Two very different stereotypes – curiously, with a common feline theme. Both pretty insulting if you think about it.
The cat lady is pretty obvious. Sad, lonely, nothing left in her life but cats.
Now here's where I have to 'fess up to a couple of things. I have two cats. And I've been out with younger men.
Yeah, I'm fond of the cats. I put photos and videos of them on social media. When Murphy, the older, female cat, had cancer, I was devastated, and threw a lot of money at making her better. Same goes for when Teddy, the younger, male cat, needed serious surgery. (Wait a minute...older female and younger male? I'm beginning to see a pattern.) I even talk to them in a stupid voice. (Look, you try talking to a cat without ending up using a stupid voice. Go on. Try it. Bet you can't.)
I don't, however, consider them baby replacements, or man replacements, or any kind of replacement really. I don't buy them Christmas presents, or knit jumpers for them, or like a catsitter of mine, set up a "wedding ceremony" for them and take photos of them in their finery (yes, really). They're my pets. Beloved pets, but pets.

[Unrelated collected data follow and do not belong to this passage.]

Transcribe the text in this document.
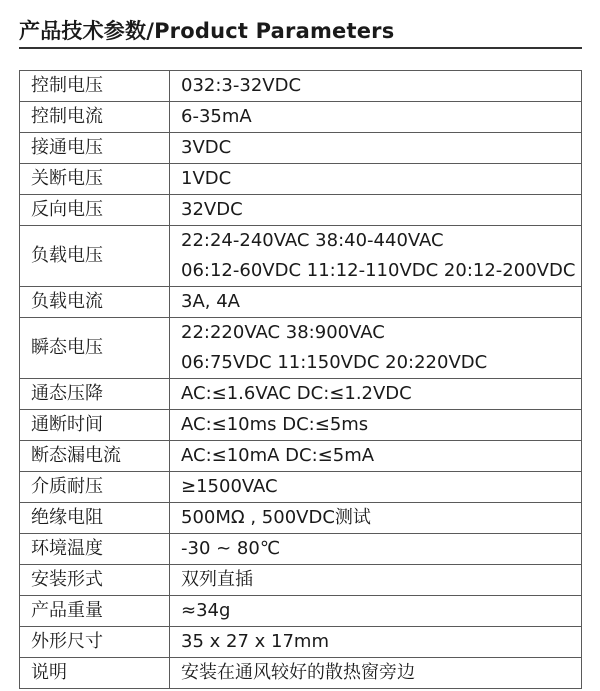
产品技术参数/Product Parameters
控制电压	032:3-32VDC

控制电流	6-35mA

接通电压	3VDC

关断电压	1VDC

反向电压	32VDC

负载电压	22:24-240VAC 38:40-440VAC
06:12-60VDC 11:12-110VDC 20:12-200VDC

负载电流	3A, 4A

瞬态电压	22:220VAC 38:900VAC
06:75VDC 11:150VDC 20:220VDC

通态压降	AC:≤1.6VAC DC:≤1.2VDC

通断时间	AC:≤10ms DC:≤5ms

断态漏电流	AC:≤10mA DC:≤5mA

介质耐压	≥1500VAC

绝缘电阻	500MΩ , 500VDC测试

环境温度	-30 ~ 80℃

安装形式	双列直插

产品重量	≈34g

外形尺寸	35 x 27 x 17mm

说明	安装在通风较好的散热窗旁边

As for the younger man thing, well, that's been more by accident than design. I've never intentionally gone for younger men. It's just kind of…happened. My date on my 40th birthday was 25 years old. My last boyfriend was 13 years my junior. I didn't go out on the prowl, preying on young flesh. It just so happens that the people I've met when out and about and to whom I've been attracted have been younger (maybe a numbers game; you don't meet many single men my age when out and about, and as for internet dating – well, that's a story for another time). Bizarrely, I've been congratulated sometimes when I've had a younger man on my arm – as though it validates me, that I've "still got it".
I sometimes joke that I'm a cat lady. I sometimes joke about the younger man thing. Why, when arguably I'm perpetuating it by doing so? I guess as a defence – get in there first and make it a joke before someone else does. Maybe then I can send up the labels by confounding expectation.

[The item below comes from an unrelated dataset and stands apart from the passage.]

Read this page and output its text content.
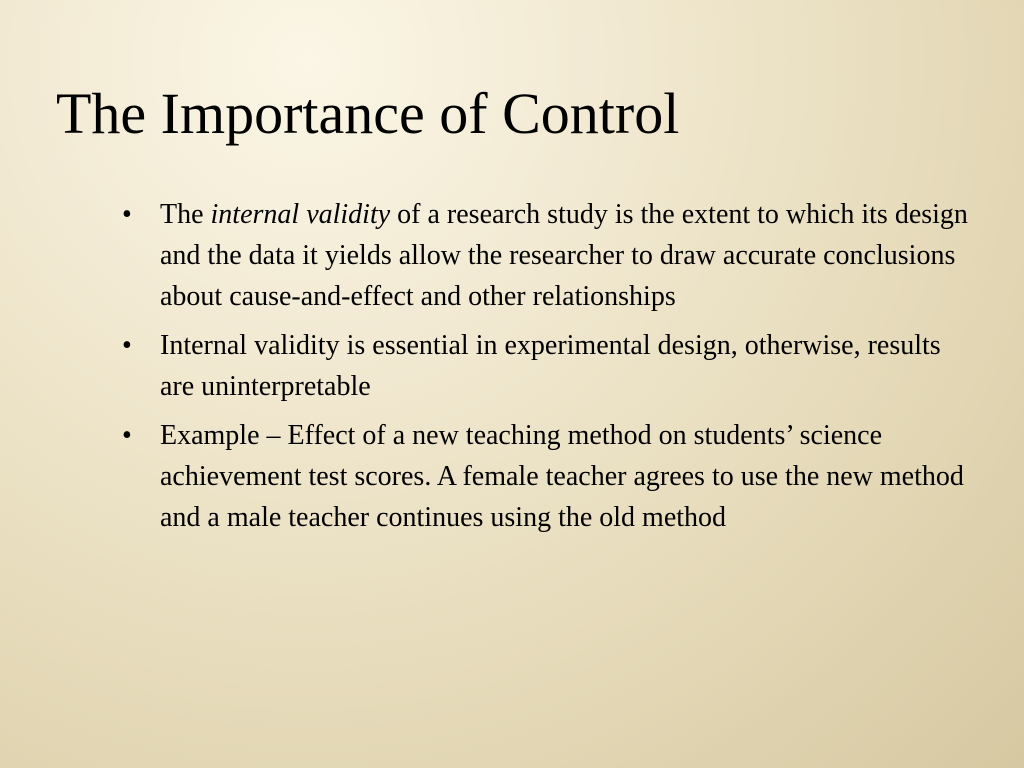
The Importance of Control
• The internal validity of a research study is the extent to which its design and the data it yields allow the researcher to draw accurate conclusions about cause-and-effect and other relationships
• Internal validity is essential in experimental design, otherwise, results are uninterpretable
• Example – Effect of a new teaching method on students’ science achievement test scores. A female teacher agrees to use the new method and a male teacher continues using the old method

Both labels are reductive. Labels are easier. Single women – and in particular, single, child-free women of a certain age – can make people uncomfortable. As I'm asked more often than I'd care to recall, why am I still single, after all? Have I given up (cat lady)? Have I chosen sex over relationships (cougar)? Well, neither. Life doesn't fit into neatly labelled (litter)boxes, and neither do I.